For one early patient, the surgery evoked the smell of burnt toast, a phenomenon that was dramatized in a widely viewed video clip explaining Penfield’s work.

Google summed up his other accomplishments: “In later years, Penfield became an author and a champion of university education and childhood bilingualism, commemorated by the Montreal streets, schools and universities that bear his name. He was awarded the Lister Medal for surgical science and was inducted into the Canadian Medical Hall of Fame. He also became a cultural icon when Philip Dick’s novel, ‘Do Androids Dream of Electric Sheep?’ described the fictional Penfield Mood Organ, a device used to change a mood by ‘dialing it in’ on a number pad.”

The 1956 Spokesman-Review profile quoted writing by Penfield in which he recalled learning that a gas station had replaced his childhood home on the lower South Hill.

“On my first return to Spokane, on the invitation of a medical society, I left the meeting in the Davenport hotel in the afternoon and walked up Washington street to Seventh,” Penfield wrote. “There, where my father’s house had stood, was a filling station!
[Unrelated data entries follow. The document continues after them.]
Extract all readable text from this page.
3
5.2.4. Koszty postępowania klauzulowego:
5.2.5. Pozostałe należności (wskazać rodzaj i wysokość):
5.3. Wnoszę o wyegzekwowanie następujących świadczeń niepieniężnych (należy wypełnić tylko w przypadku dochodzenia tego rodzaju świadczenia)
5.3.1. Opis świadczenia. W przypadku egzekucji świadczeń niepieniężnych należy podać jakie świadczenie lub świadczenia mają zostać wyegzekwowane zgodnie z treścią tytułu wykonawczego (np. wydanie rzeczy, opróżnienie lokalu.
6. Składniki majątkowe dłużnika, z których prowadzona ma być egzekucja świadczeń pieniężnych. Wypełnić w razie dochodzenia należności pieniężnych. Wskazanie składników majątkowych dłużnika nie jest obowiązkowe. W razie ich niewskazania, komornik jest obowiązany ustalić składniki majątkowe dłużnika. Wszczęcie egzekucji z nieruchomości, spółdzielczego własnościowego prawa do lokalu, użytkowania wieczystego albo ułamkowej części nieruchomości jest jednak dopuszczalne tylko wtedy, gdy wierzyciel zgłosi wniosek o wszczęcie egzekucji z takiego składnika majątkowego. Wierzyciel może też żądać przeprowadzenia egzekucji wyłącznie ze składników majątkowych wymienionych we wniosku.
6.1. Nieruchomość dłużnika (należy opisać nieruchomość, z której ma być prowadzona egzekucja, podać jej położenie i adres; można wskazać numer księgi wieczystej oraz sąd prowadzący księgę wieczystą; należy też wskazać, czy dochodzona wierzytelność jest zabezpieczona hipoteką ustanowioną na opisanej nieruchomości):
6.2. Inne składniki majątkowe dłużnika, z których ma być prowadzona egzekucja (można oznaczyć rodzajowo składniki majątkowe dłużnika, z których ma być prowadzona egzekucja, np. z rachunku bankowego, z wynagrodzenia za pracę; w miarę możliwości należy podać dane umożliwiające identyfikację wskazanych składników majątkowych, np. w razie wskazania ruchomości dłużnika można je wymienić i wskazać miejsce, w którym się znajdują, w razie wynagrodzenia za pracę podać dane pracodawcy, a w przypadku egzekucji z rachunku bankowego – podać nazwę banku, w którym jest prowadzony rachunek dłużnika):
Our stable had been converted into a house and still stood. As I walked about, my face must have expressed something from the past, since the man who ran the filling station came out and asked me what was the matter. I said nothing was the matter ‘excepting that I was born where your pump is situated!’ ”

Decades later, surgical techniques that Penfield developed, and an understanding of the brain that he pioneered, are still put to use just blocks from his childhood home at Deaconess Hospital and Providence Sacred Heart Medical Center.

Penfield died of abdominal cancer on April 5, 1976, at Montreal’s Royal Victoria Hospital, where he had practiced as a surgeon. He was 85.